What New Year’s resolution should the government make? Repeal tax measures against buy-to-let, says Jenny Mayes of Simple Landlords Insurance.

Following a year where private landlords are feeling more than a little battered by government measures to slow down the growth of buy-to-let and to take more off landlords in the form of taxation, we start off the year with fresh hope as always.

The number one New Year’s wish from landlords is for the government to keep buy-to-let tax relief on mortgage interest payments, according to a new Landlord Voice poll conducted by Simple Landlords Insurance.

Their survey reveals that the planned tax increases over coming 4 years are the top concern for landlords in 2017, voted for by 47% of respondents. Landlord’s second biggest wish for the New Year would be for an end to higher stamp duty charges, while in third place was a reduction in capital gains tax.

Tax relief on mortgage interest will be phased out starting April 2017, and it will continue to fall over the next three years. By 2020 landlords will be taxed on their income and for some, this could push them into a higher rate tax bracket.

However a separate poll of landlords conducted by the Council of Mortgage Lenders found that half of all landlords own their properties outright and would therefore not be affected by the changes, as their properties are mortgage free.

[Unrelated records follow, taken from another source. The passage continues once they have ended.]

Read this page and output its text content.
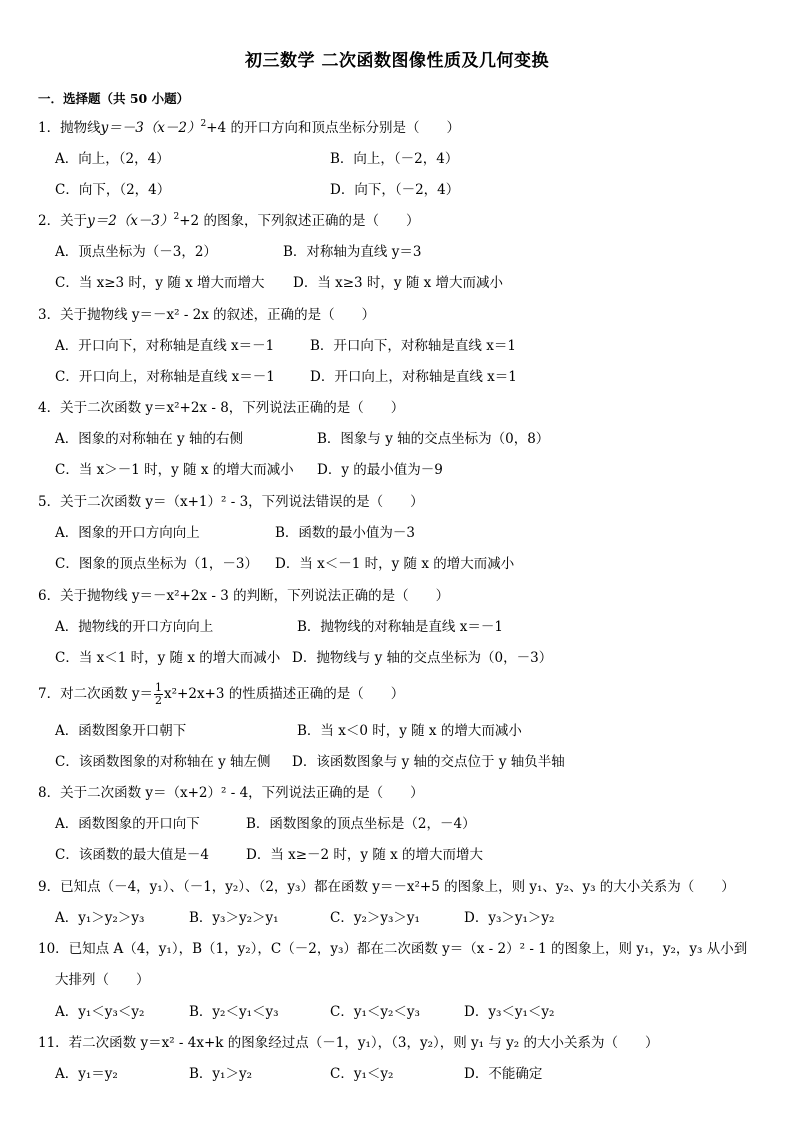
初三数学 二次函数图像性质及几何变换
一．选择题（共 50 小题）
1．抛物线$y=-3(x-2)^2+4$ 的开口方向和顶点坐标分别是（　　）
A．向上，（2，4）	B．向上，（－2，4）
C．向下，（2，4）	D．向下，（－2，4）
2．关于$y=2(x-3)^2+2$ 的图象，下列叙述正确的是（　　）
A．顶点坐标为（－3，2）	B．对称轴为直线 y＝3
C．当 x≥3 时，y 随 x 增大而增大 D．当 x≥3 时，y 随 x 增大而减小
3．关于抛物线 y＝－x² - 2x 的叙述，正确的是（　　）
A．开口向下，对称轴是直线 x＝－1	B．开口向下，对称轴是直线 x＝1
C．开口向上，对称轴是直线 x＝－1	D．开口向上，对称轴是直线 x＝1
4．关于二次函数 y＝x²+2x - 8，下列说法正确的是（　　）
A．图象的对称轴在 y 轴的右侧	B．图象与 y 轴的交点坐标为（0，8）
C．当 x＞－1 时，y 随 x 的增大而减小 D．y 的最小值为－9
5．关于二次函数 y＝（x+1）² - 3，下列说法错误的是（　　）
A．图象的开口方向向上	B．函数的最小值为－3
C．图象的顶点坐标为（1，－3） D．当 x＜－1 时，y 随 x 的增大而减小
6．关于抛物线 y＝－x²+2x - 3 的判断，下列说法正确的是（　　）
A．抛物线的开口方向向上	B．抛物线的对称轴是直线 x＝－1
C．当 x＜1 时，y 随 x 的增大而减小 D．抛物线与 y 轴的交点坐标为（0，－3）
7．对二次函数 $y= \frac{1}{2} x^2+2x+3$ 的性质描述正确的是（　　）
A．函数图象开口朝下	B．当 x＜0 时，y 随 x 的增大而减小
C．该函数图象的对称轴在 y 轴左侧 D．该函数图象与 y 轴的交点位于 y 轴负半轴
8．关于二次函数 y＝（x+2）² - 4，下列说法正确的是（　　）
A．函数图象的开口向下	B．函数图象的顶点坐标是（2，－4）
C．该函数的最大值是－4	D．当 x≥－2 时，y 随 x 的增大而增大
9．已知点（－4，y₁）、（－1，y₂）、（2，y₃）都在函数 y＝－x²+5 的图象上，则 y₁、y₂、y₃ 的大小关系为（　　）
A．y₁＞y₂＞y₃	B．y₃＞y₂＞y₁	C．y₂＞y₃＞y₁	D．y₃＞y₁＞y₂
10．已知点 A（4，y₁），B（1，y₂），C（－2，y₃）都在二次函数 y＝（x - 2）² - 1 的图象上，则 y₁，y₂，y₃ 从小到
大排列（　　）
A．y₁＜y₃＜y₂	B．y₂＜y₁＜y₃	C．y₁＜y₂＜y₃	D．y₃＜y₁＜y₂
11．若二次函数 y＝x² - 4x+k 的图象经过点（－1，y₁），（3，y₂），则 y₁ 与 y₂ 的大小关系为（　　）
A．y₁＝y₂	B．y₁＞y₂	C．y₁＜y₂	D．不能确定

Stamp duty charges and capital gains tax

The second most wished for change is to reduce stamp duty charges, further revealing buy-to-let owners’ frustration with what estate agents Haart have called a “war on landlords”. Since April 2016, property investors have faced a 3 per cent stamp duty surcharge.

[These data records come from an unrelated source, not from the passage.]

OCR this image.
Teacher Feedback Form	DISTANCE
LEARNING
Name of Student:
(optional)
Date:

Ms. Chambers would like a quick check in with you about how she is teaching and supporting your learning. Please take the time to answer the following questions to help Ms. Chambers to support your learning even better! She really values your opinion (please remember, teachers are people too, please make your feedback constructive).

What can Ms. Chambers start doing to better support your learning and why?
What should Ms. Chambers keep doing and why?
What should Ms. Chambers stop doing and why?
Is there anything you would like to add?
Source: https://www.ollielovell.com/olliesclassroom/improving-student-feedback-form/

In third place, landlords wished that the government would reduce capital gains tax. Although the basic rate of capital gains tax dropped 8 points to 10 per cent in 2016, landlords were left out and will still pay the old rate of 18% on residential property if they’re in the basic income tax band, or 28% if they are in the higher band.

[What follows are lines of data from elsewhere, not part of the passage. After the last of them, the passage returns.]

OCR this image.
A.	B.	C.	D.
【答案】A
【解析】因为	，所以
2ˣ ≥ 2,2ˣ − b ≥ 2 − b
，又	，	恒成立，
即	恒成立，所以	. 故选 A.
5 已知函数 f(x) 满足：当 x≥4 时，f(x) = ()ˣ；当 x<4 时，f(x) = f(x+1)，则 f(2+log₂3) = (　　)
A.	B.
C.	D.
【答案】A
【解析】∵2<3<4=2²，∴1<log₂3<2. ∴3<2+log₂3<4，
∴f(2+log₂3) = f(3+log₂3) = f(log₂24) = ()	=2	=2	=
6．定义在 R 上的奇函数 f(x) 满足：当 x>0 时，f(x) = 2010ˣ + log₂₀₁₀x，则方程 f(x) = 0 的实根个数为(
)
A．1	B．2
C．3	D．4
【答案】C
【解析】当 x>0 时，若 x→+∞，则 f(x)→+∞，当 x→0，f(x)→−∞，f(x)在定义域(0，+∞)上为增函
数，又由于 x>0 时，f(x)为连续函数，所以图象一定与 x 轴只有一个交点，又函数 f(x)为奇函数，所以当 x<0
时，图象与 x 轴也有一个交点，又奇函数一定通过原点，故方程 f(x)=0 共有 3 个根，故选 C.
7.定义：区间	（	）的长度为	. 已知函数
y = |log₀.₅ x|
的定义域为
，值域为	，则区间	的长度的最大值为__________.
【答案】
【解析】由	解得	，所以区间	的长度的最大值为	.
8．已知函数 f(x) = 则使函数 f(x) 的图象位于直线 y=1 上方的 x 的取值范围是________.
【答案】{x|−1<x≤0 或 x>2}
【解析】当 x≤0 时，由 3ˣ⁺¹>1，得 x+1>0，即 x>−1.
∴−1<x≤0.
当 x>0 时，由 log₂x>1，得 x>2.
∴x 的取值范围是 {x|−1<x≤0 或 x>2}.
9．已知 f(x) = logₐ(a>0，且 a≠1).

There’s still Hope on the horizon

Despite the many difficulties, which will undoubtable make landlords lives more difficult, and will push up rents for tenants, most landlords are still optimistic about the future. 36% of respondents to the poll rated their confidence level in the year ahead at 8 out of 10 or higher.

On top of that, 88% plan to remain as landlords for the next year and a third plan to increase their portfolios.

Landlords under pressure

Jenny Mayes from Simple Landlords Insurance appeals to the government:

“We strongly urge Chancellor Philip Hammond to listen to landlords’ concerns. Landlords should be supported and recognised for their contributions in providing affordable housing, rather than burdened with unfair tax measures that will see them having to take considerable cuts to their income and being forced to pass some of this to their tenants.”


Please Note: This Article is 5 years old. This increases the likelihood that some or all of it's content is now outdated.